A finalizar, diga-se que, nos termos do artigo 63.º-B, n.ºs 1 e 2, da LGT e com relevo para o caso concreto, “[a] administração tributária tem o poder de aceder a todas as informações ou documentos bancários, bem como a informações ou documentos de outras entidades financeiras previstas como tal no artigo 3.º da Lei n.º 25/2008, de 5 de junho, alterado pelos Decretos- Leis n.os 317/2009, de 30 de outubro, e 242/2012, de 7 de novembro, sem dependência do consentimento do titular dos elementos protegidos:

a) (…)

b) Quando se verifiquem indícios da falta de veracidade do declarado ou esteja em falta declaração legalmente exigível;

c) (…)

d) (…)

e) (…)

f) (…)

g) (…)

h) Quando se trate de informações solicitadas nos termos de acordos ou convenções internacionais em matéria fiscal a que o Estado português esteja vinculado.

2 - A administração tributária tem, ainda, o poder de aceder diretamente aos documentos bancários e aos documentos emitidos por outras entidades financeiras previstas como tal no artigo 3.º da Lei n.º 25/2008, de 5 de junho, nas situações de recusa da sua exibição ou de autorização para a sua consulta, quando se trate de familiares ou terceiros que se encontrem numa relação especial com o contribuinte”.
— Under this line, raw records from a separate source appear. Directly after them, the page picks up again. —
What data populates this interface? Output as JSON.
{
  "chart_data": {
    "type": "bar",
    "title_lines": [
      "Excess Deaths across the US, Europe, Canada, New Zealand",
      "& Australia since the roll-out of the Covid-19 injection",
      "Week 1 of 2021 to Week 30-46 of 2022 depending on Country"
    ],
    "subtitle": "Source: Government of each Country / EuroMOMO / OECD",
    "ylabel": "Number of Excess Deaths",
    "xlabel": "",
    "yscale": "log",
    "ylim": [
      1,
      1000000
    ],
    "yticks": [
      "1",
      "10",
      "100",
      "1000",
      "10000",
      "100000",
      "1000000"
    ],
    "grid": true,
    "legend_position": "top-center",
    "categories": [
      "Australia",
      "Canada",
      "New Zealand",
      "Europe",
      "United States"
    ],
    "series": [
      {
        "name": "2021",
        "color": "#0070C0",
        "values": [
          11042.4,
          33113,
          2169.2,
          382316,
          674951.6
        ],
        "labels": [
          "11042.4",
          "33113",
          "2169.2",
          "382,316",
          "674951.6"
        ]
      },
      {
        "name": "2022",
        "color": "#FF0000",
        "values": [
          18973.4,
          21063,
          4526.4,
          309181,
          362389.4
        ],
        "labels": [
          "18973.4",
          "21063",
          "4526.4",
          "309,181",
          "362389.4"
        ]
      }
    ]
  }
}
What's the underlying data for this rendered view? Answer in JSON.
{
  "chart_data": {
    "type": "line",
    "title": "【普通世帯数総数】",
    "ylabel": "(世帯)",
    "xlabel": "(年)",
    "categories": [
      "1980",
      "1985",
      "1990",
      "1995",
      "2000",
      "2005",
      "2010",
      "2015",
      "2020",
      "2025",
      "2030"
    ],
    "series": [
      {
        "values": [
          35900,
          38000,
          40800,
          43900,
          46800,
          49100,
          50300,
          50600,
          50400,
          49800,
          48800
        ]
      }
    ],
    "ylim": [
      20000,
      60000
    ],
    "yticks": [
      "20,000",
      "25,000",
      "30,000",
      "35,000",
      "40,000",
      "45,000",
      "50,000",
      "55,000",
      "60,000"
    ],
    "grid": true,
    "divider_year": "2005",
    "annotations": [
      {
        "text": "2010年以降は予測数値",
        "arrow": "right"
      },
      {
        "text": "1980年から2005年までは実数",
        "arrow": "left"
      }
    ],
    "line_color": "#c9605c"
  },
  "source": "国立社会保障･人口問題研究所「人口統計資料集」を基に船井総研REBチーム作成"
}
Por último, de acordo com o nº4 do preceito que temos vindo a citar, “As decisões da administração tributária referidas nos números anteriores devem ser fundamentadas com expressa menção dos motivos concretos que as justificam e, salvo o disposto no número seguinte e no n.º 13, notificadas aos interessados no prazo de 30 dias após a sua emissão, sendo da competência do diretor-geral da Autoridade Tributária e Aduaneira, ou dos seus substitutos legais, sem possibilidade de delegação”.

Não restam dúvidas, por conseguinte, que sempre que um determinado Estado, incluindo o espanhol, requeira ao Estado português informação relativa a um determinado contribuinte (ou no caso, a um terceiro relacionado com o contribuinte cuja situação fiscal as autoridades fiscais requerentes investigam quanto à efetiva residência fiscal) que se encontre protegida pelo sigilo bancário, a mesma deve ser recolhida e fornecida de acordo com a observância das regras aplicáveis e que atrás ficaram devidamente transcritas.

Aproximemo-nos do caso concreto, ressaltando o circunstancialismo que resulta da matéria de facto provada e que consta das alíneas B), C) e D). Temos, assim, que:

- as autoridades tributárias espanholas iniciaram uma ação de fiscalização em relação à situação tributária de S........ ........ ........, aos anos de 2015 a 2019;

- apuraram que S........ ........ é o único administrador, sócio e trabalhador da S................, Unipessoal, Lda;

- apesar de o visado ter alegado razões de natureza laboral para a mudança de domicílio fiscal para Portugal, as averiguações efetuadas indiciam que tal mudança de residência pode ser fictícia, havendo suspeitas da sua permanência em Espanha por mais de 183 dias por ano, país onde tem parentes e importantes interesses económicos;

- foi apurado que, em 2018, S........ ........ transferiu as suas ações da H ……………… SA para uma empresa luxemburguesa, adquirindo, por sua vez, uma participação que lhe permitiu continuar a deter 15% daquela sociedade; nesta operação recebeu mais de 34 milhões de euros e declarou, como não residente, um património líquido de 27.674.542,86 euros;

- foi apurado, ainda, a ocultação às autoridades tributárias espanholas, até 2017, de investimentos e rendimentos em Jersey e Chipre de valor superior a 14 milhões de euros;

- no decurso da fiscalização, foram solicitadas a entidades públicas e privadas, em Espanha, informações com vista a comprovar a sua residência, como movimentos de cartão de crédito, estadias em hotéis, consultas em clínicas e hospitais, etc.

- segundo as autoridades espanholas, subsistem dúvidas sobre a residência fiscal em Portugal de S........ ........, admitindo-se que o “conhecimento dos movimentos da única conta de que esta Fiscalização tem notícias por conta da empresa através da qual recebe fundos da H........ ..... SL e da qual é o sócio único, administrador, trabalhador e o motivo principal invocado pelo contribuinte para a mudança de domicílio para Portugal é uma prova importante para o conhecimento da sua atividade em Portugal”, o que pediram às autoridades portuguesas que obtivessem.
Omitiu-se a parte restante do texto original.